La riscoperta del cinema di qualità per famiglia

È uscito lo scorso 25 novembre in tutti i cinema italiani, Real Steel, film diretto da Shawn Levy (Una notte al museo, Notte folle a Manhattan) e interpretato da Hugh Jackman, Evangeline Lilly (Lost, Lo Hobbit) e dal piccolo Dakota Goyo (già visto nei panni del giovane Thor nella pellicola di Kenneth Branagh).

Liberamente tratto dal racconto Steel di Richard Matherson, il film è ambientato nell’America del 2020, un futuro molto simile al nostro in cui il pugilato è stato sostituito dagli spettacolari scontri tra robot, gigantesche macchine umanoidi che vengono costruite, programmate e pilotate da manager specializzati. Questo è il lavoro di Charlie Kenton (Hugh Jackman), ex promessa della boxe tradizionale, che cerca di sbarcare il lunario organizzando incontri con robot di seconda categoria.

Assediato dai creditori, Charlie decide di guadagnare qualcosa grazie all’affidamento di suo figlio Max (Dakota Goyo), rimasto orfano della madre che lo ha cresciuto senza il minimo aiuto da parte di Charlie stesso. La convivenza tra i due è burrascosa finché il giovane Max non trova Atom, un antiquato robot, grazie al quale padre e figlio capiscono di non aver in comune soltanto la passione per il pugilato hi-tec.

Se siete cresciuti negli anni ’80 vi ricorderete sicuramente di film come Karate Kid e Over The Top, pellicole non eccelse da un punto di vista artistico, ma che ti spingevano a iscriverti a una scuola di karate o a sfidare a braccio di ferro tutti i tuoi compagni di elementari. Con Real Steel l’effetto è simile.

Shawn Levy ha mescolato sapientemente l’acciaio dei robot con i sentimenti dei protagonisti, creando un mix che entusiasma e commuove. Pur basato sugli scontri tra le macchine (realizzate in maniera egregia grazie ai potenti mezzi della Dreamworks), Real Steel non è un noioso sfoggio di scene d’azione. Levy mostra solo gli incontri strettamente necessari alla storia, e dedica tutto il resto della pellicola al rapporto tra padre e figlio, reso magnificamente dall’alchimia della coppia Jackman-Goyo.

Dal punto di vista tecnico una menzione d’onore se la merita la fotografia dell’italiano Mauro Fiore (premio Oscar per Avatar) che alterna le scure e fredde arene degli incontri di boxe, con i paesaggi rurali dell’America di provincia, ritraendo così un futuro positivo privo dei timori catastrofistici che troppo spesso soffocano i film di fantascienza.

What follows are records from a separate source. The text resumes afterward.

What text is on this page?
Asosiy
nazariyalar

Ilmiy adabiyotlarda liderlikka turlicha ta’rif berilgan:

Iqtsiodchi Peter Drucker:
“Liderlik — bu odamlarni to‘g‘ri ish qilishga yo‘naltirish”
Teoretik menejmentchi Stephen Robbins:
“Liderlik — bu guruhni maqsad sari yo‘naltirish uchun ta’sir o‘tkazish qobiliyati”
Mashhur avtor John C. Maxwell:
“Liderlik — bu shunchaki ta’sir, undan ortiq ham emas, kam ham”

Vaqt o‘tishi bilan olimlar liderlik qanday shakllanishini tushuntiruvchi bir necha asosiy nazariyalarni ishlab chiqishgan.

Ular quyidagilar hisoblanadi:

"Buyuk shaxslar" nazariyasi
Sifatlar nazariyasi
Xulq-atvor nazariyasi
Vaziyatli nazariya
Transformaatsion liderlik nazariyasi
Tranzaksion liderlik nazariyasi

Non si può certo affermare che il film sia originale. Levy ha attinto a piene mani da grandi classici come Rocky o come il già citato Over The Top, ma nonostante questo il risultato finale convince e appassiona. Non importa che la scena dell’allenamento alle primi luce dell’alba sia scontata, e non importa che l’incontro di boxe finale ricordi le dinamiche di quelli che hanno reso celebre lo Stallone Italiano. Quando iniziano i titoli di coda ti ritrovi sorridente, con gli occhi lucidi e la voglia di costruire un robot per sfidare i tuoi amici, proprio come, negli anni ’80, si tentava di replicare il calcio finale con cui Daniel-san vince il torneo. È questo quello che conta.

Real Steel funziona, funziona alla grande. Magari non rimarrà nella storia del cinema, ma di certo rimarrà nel cuore e nei ricordi dei giovani spettatori. Da non perdere.